Howl in the Wilderness Podcast
This podcast is a howl in the wilderness of modernity. A call to the renegades, lovers and lone wolves who are working to restore soul in their lives and the world.
Howl in the Wilderness started out as The Medicine Path Podcast with Brian James back in 2018 primarily as a way for me to share conversations with some of the teachers, healers and fellow practitioners I’d met while on my own path of soul recovery.
After a couple of years and a hundred episodes later, it became clear to me that the podcast wanted to be about more than just my personal journey of healing and transformation. While working as yoga therapist and psychedelic integration coach, it was apparent to me that people were suffering from what the shamanic traditions call soul loss, but the events of 2020 brought into stark relief the fact that the culture and world at large were also suffering from a loss of soul, and that this collective soul loss was at the root of much of what the individualistic therapies were attempting to address.
In my own life and practice I had discovered that the depth psychology of Carl Jung and post-Jungians (particularly James Hillman and Thomas Moore), along with the mythopoetic sensibility of Robert Bly, Michael Meade and Martín Prechtel provided me with what had, up until then, been missing in my spiritual and therapeutic explorations thus far. To put it simply, I was missing soul — as not only the connective tissue between mind, body and spirit, but also as a link to the realm of ancestors, myth and imagination.

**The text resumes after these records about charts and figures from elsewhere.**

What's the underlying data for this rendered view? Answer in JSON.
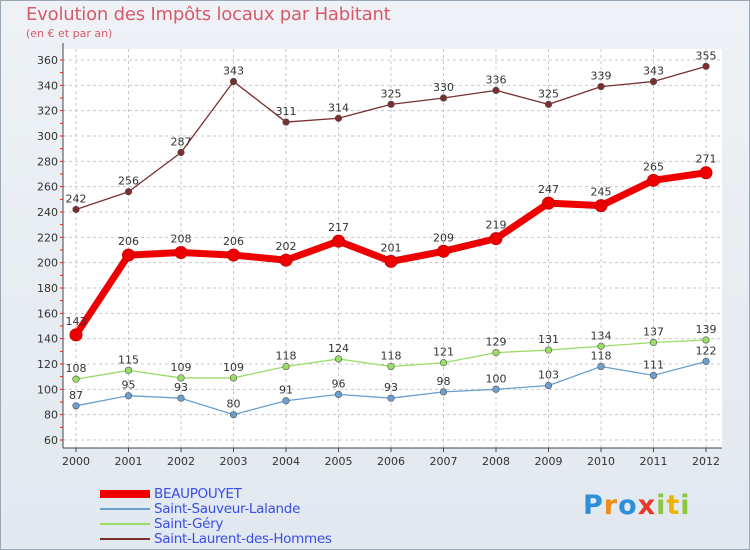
{
  "chart_data": {
    "type": "line",
    "title": "Evolution des Impôts locaux par Habitant",
    "subtitle": "(en € et par an)",
    "categories": [
      "2000",
      "2001",
      "2002",
      "2003",
      "2004",
      "2005",
      "2006",
      "2007",
      "2008",
      "2009",
      "2010",
      "2011",
      "2012"
    ],
    "ylim": [
      60,
      360
    ],
    "yticks": [
      60,
      80,
      100,
      120,
      140,
      160,
      180,
      200,
      220,
      240,
      260,
      280,
      300,
      320,
      340,
      360
    ],
    "grid": true,
    "legend_position": "bottom-left",
    "series": [
      {
        "name": "BEAUPOUYET",
        "color": "#ee0000",
        "weight": "thick",
        "values": [
          143,
          206,
          208,
          206,
          202,
          217,
          201,
          209,
          219,
          247,
          245,
          265,
          271
        ]
      },
      {
        "name": "Saint-Sauveur-Lalande",
        "color": "#6b9fcf",
        "weight": "thin",
        "values": [
          87,
          95,
          93,
          80,
          91,
          96,
          93,
          98,
          100,
          103,
          118,
          111,
          122
        ]
      },
      {
        "name": "Saint-Géry",
        "color": "#99dd66",
        "weight": "thin",
        "values": [
          108,
          115,
          109,
          109,
          118,
          124,
          118,
          121,
          129,
          131,
          134,
          137,
          139
        ]
      },
      {
        "name": "Saint-Laurent-des-Hommes",
        "color": "#7a2e2e",
        "weight": "thin",
        "values": [
          242,
          256,
          287,
          343,
          311,
          314,
          325,
          330,
          336,
          325,
          339,
          343,
          355
        ]
      }
    ]
  },
  "brand": {
    "letters": [
      "P",
      "r",
      "o",
      "x",
      "i",
      "t",
      "i"
    ],
    "colors": [
      "#2d8fd8",
      "#f08a1c",
      "#2d8fd8",
      "#e8382a",
      "#8cc63f",
      "#f0b400",
      "#8cc63f"
    ]
  }
}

They say that “every quest begins with a question,” and I now had a couple good ones that still haven’t let go of me, five years and another hundred episodes later. Questions like “What is soul?” “What does it mean to live a soulful life?” and “What is the soul of the world?” aren’t questions to be answered once-and-for-all, but as the poet and spiritual genius Rilke suggested, they are questions to be lived.
This humble project, which has featured conversations with some well-known authors and artists (Thomas Moore, Anne Baring, Stephen Jenkinson, Max Gimblett, Laraaji, Martin Shaw, James Hollis, Michael Meade and Murray Stein to name a few) and many more who might be less well-known but are no less inspiring, has somehow become the number one resource for post-Jungian depth psychology and, despite my resistance to shameless self-promotion, has made its way into the top 2% of “spirituality” and “self help” podcasts.
I’ve been told that some of my interviews are being used in trainings at the Jung Institute in Zurich and at the Pacifica Graduate Institute in California (and probably a few more that I haven’t heard about.) As someone who never got a university degree, this has been both a source of amusement and validation that I must be doing something right.
Somebody once called me the “Gen X Bill Moyers” and I take that as a huge compliment. I’ve always admired his deep curiosity, humility and dedication to exploring the deepest questions of life in service to social justice and restoring (and re-storying) the soul of the world.
I’ve come to see this podcast as a form of soul activism, and am deeply grateful to the hundreds of guests and handful of loyal supporters who have helped sustain this project over the past seven years. I have no idea how much longer it’ll go on, but for now I’ll keep living the questions out loud as long as I hear the call of other lone wolves howling back across the wilderness.